L’éditorial de L’Humanité Dimanche du 22 au 28 juillet 2021 – par Patrick Le Hyaric.
Les
phénomènes climatiques extrêmes s’enchainent avec leurs lots de paysages
dévastés, de souffrances et de décès. L’Allemagne, la Belgique, les Pays-Bas
comme le Luxembourg qui n’y étaient pas préparés comptent leurs morts par
dizaines après les crues sidérantes du Rhin, de la Meuse et de leurs affluents.

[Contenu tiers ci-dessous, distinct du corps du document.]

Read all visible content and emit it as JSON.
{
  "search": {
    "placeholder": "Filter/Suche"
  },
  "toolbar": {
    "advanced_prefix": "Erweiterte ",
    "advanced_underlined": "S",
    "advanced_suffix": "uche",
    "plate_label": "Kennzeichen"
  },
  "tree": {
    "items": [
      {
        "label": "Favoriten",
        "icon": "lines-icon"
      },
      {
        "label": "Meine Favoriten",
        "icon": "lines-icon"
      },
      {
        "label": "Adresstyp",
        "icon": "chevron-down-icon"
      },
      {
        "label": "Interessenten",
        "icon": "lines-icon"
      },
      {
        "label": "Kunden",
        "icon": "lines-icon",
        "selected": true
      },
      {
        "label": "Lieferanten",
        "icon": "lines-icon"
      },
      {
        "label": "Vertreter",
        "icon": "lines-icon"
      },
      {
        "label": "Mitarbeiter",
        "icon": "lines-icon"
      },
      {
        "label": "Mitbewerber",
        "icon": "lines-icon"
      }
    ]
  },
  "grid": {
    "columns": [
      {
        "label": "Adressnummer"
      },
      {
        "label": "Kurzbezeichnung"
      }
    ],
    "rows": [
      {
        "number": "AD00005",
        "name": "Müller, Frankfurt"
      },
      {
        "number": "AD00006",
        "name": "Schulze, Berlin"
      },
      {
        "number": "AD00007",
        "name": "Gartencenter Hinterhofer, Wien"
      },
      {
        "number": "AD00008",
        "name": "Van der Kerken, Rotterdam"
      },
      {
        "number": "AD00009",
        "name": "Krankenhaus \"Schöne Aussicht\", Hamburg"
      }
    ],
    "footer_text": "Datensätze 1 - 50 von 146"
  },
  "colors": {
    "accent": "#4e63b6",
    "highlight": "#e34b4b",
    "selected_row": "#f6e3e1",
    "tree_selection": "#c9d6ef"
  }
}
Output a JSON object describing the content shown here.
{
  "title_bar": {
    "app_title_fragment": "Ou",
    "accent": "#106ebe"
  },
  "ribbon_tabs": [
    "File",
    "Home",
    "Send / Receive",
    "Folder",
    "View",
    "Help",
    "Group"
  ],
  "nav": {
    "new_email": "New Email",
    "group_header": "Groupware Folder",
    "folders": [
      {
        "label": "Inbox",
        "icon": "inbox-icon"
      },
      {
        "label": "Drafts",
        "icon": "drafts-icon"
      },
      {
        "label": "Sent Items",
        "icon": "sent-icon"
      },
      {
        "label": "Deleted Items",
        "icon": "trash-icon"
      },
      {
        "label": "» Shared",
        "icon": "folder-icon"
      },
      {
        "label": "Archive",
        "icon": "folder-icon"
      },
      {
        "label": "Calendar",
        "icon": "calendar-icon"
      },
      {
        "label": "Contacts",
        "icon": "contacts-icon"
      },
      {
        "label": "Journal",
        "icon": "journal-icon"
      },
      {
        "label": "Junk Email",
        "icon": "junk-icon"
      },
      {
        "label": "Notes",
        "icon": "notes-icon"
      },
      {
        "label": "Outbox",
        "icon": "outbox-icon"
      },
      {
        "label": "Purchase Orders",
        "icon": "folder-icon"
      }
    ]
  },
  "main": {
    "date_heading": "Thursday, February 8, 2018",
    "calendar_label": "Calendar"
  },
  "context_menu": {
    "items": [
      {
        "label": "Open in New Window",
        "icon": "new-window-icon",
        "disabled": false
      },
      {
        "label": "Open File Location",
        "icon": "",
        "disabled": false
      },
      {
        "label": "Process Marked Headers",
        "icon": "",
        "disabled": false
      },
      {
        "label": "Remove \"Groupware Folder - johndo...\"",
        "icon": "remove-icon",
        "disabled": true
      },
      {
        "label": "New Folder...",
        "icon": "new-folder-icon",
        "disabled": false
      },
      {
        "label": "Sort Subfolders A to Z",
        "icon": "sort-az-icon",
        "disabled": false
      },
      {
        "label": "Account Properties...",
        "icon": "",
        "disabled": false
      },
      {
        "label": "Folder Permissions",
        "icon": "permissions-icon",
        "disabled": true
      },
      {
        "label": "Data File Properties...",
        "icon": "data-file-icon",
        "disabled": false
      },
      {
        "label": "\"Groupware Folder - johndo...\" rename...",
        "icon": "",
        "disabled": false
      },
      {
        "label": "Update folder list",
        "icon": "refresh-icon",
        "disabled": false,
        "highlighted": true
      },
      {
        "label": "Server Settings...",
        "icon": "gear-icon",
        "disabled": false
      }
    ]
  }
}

Dans ses premiers rapports, le GIEC soulevait déjà l’hypothèse de pareils
désastres en Europe.
Il y a
quelques jours, le Canada connaissait un dôme de chaleur étouffant sur ses
côtes occidentales avec un thermomètre dépassant les 50 degrés, causant des
centaines de décès. Un phénomène analogue s’est abattu sur l’Espagne et le
Maghreb. Des chaleurs exceptionnelles ont également frappé les régions polaires
de l’arctique et de la Sibérie, accélérant la fonte déjà bien entamée des
glaciers. Et ce n’est pas jouer les Cassandre que de prévoir d’ici la fin de
l’été des phénomènes climatiques de semblable intensité qui se traduiront en
nouveaux morts et nouvelles dévastations.
L’enjeu n’est
désormais plus d’anticiper ces modifications, mais d’y faire face.La Commission
européenne a présenté la semaine dernière douze directives visant à atteindre
la neutralité carbone en 2050. Ce plan fixe pour principal objectif d’adapter
le capitalisme financier aux contraintes environnementales. Pour réduire les
émissions de carbone, la Commission a ainsi décidé de s’en remettre à un
nouveau marché du droit à polluer pour les transports et le chauffage des
bâtiments, sur le modèle de celui qui régit les émissions de carbone dans
l’industrie. Le prix du carbone est ainsi déterminé par le « libre
jeu » des acteurs privés, soumis à fluctuation et… à spéculation, au
profit des très grandes entreprises qui peuvent s’octroyer ce droit et au
détriment des PME et TPE. Il en va de même pour le mécanisme d’ajustement
carbone aux frontières qui prévoit de surtaxer les pays aux normes
environnementales les moins strictes, parmi lesquels les moins développés. Le
risque est grand qu’un tel dispositif, s’il a la vertu d’encourager la
relocalisation, ne servent in fine qu’aux grandes entreprises et nations
insérées dans la mondialisation capitaliste, qui en profiteront pour asseoir
leur domination sur les échanges mondiaux. De plus, comment croire une
Commission qui, d’un côté, promeut des échanges propres, et de l’autre,
encourage des traités de libre-échange qui s’assoient sur les normes
environnementales ?
Cette
obsession à épargner le capital fait perdre un temps irrattrapable dans la
course pour la sauvegarde de l’environnement, en plus de faire peser sur les
classes populaires le poids des indispensables transformations. On peut ainsi
douter de la volonté de passer en force pour supprimer les voitures à essence
en 2030. Si les constructeurs verront s’ouvrir le nouveau marché de la voiture
électrique – qui ne garantit pour l’heure en rien une neutralité carbone – les
classes populaires risquent fort de ne pouvoir assumer la coûteuse transition
du parc automobile, qui plus est laissée aux mains de constructeurs privés qui
bénéficient d’aides publiques par milliards tout en laissant saccager les fonderies.
S’il n’est
pas social, le combat écologique, par la radicalité des mesures à prendre, ne
pourra aller que d’échecs en échecs. Il ne peut reposer que sur un nouveau
contrat social et environnemental, avec en point d’orgue la garantie de
l’emploi et de la formation. Avec un pôle public de l’énergie et des tarifs
réglementés, une maîtrise publique et planifiée pour engager la rénovation
thermique de tous les bâtiments, une lutte contre l’artificialisation des sols,
un fret ferroviaire sous maîtrise publique qui irrigue le territoire, des
investissements pour adapter les infrastructures et les industries aux
contraintes environnementales et une agriculture paysanne réinventée. Bref,
avec une série de ruptures avec les logiques qui conduisent l’humanité
vers le précipice. Ce combat est indissociablement social, démocratique et
écologique.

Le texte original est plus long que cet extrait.